For those of you who didn’t know, Sir John Walsh has been attending the Tymoshenko trial.

Given that the trial is being held in Ukrainian and Russian language, depending upon who is speaking at any particular time, have a look at this video and work out for yourself how much Sir John understands in real time what is being said around him.

As he has no interpreter for the press conference, does he have one inside the courtroom? Probably not as an interpreter talking over the witnesses or judge, prosecutors or defence would be an intolerable situation for all those in the courtroom and also for the interpreter trying to keep up with half a dozen people often talking at the same time over each other.
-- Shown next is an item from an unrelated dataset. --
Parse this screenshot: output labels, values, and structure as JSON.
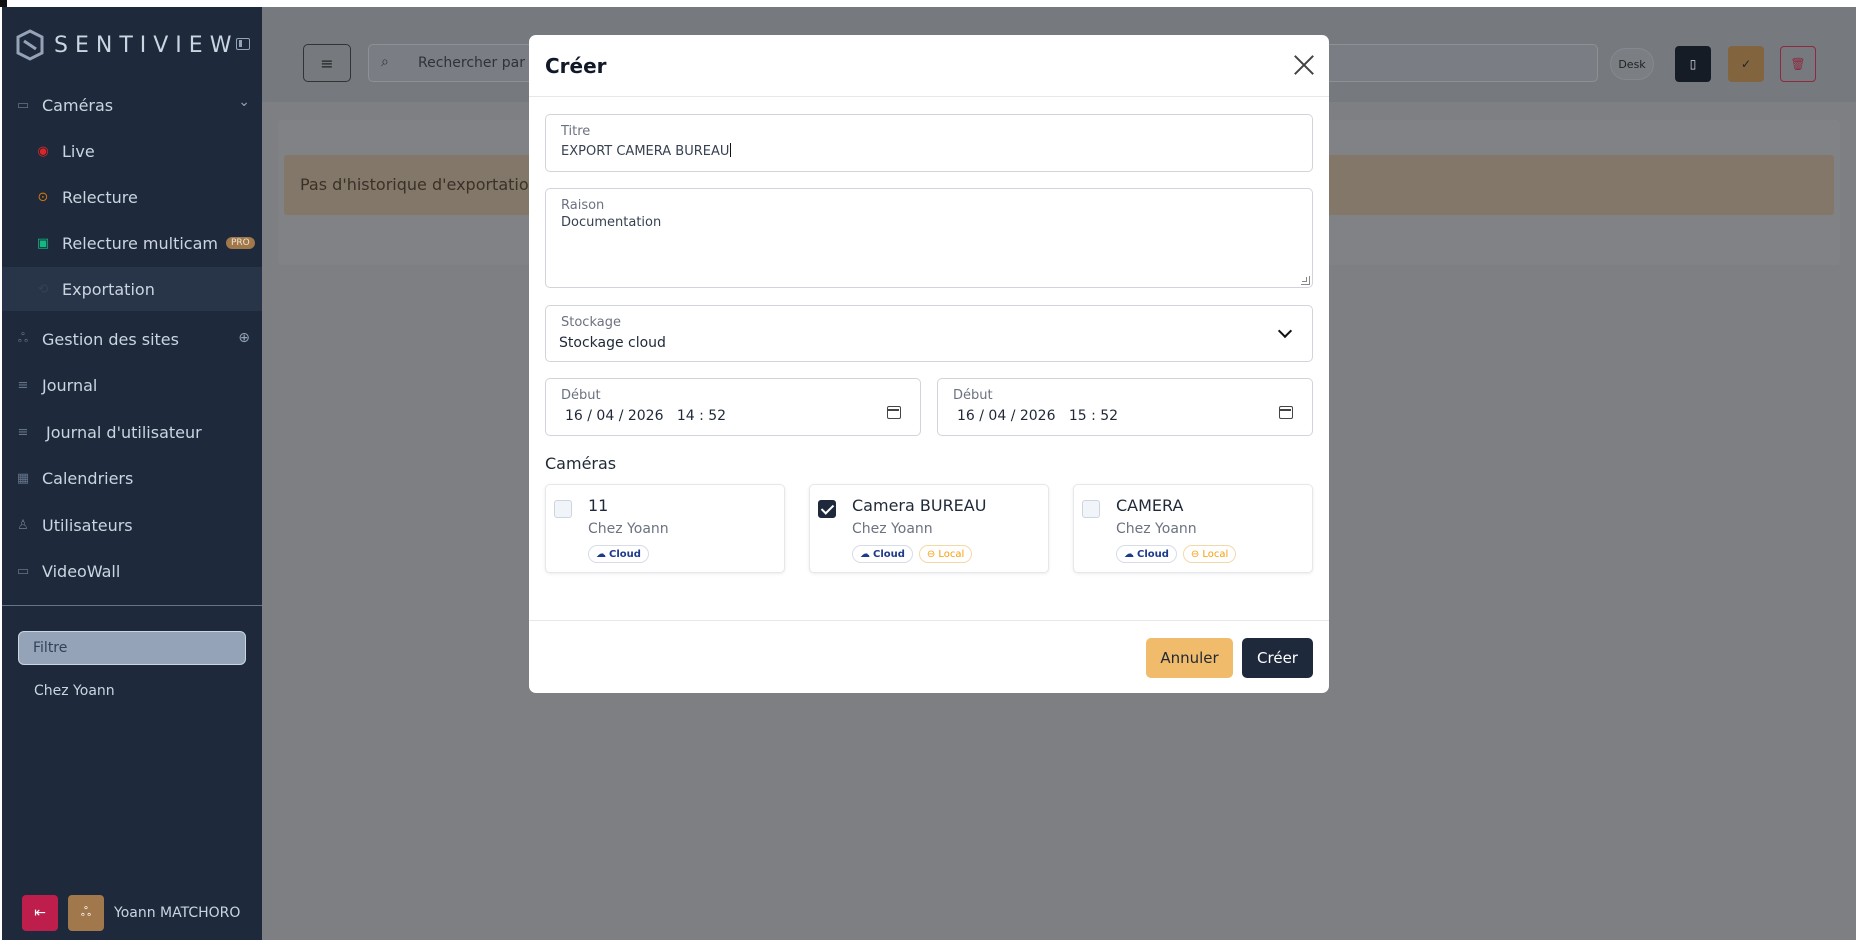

As he and his team get transcripts of what is said, why is he actually there and not a cheaper member of his team. After all, if you don’t understand what is being said, a physical presence there is surely to watch to ensure the thumb-screws are not being applied and little more in “real time”.

All that said, it is a positive thing that there are international observers sitting in on the trial. One imagines that there will be an EU mission employee present each day as well as several other interested parties be they official or NGO.

Even so, you can tell that when the journalists are asking him questions, the lights are on but nobody is home without an interpreter. I remember those days all to well when I first arrived and was fairly clueless to what was being said around me. You feel like a fish out of water. So where is his interpreter? You can hardly meet the press and give the impression of a professsional representing a competent NGO without one as it becomes quite clear you have no idea what is happening inside the courtroom without one either.

A rather shambolic incident really. Two if you count the trial as well.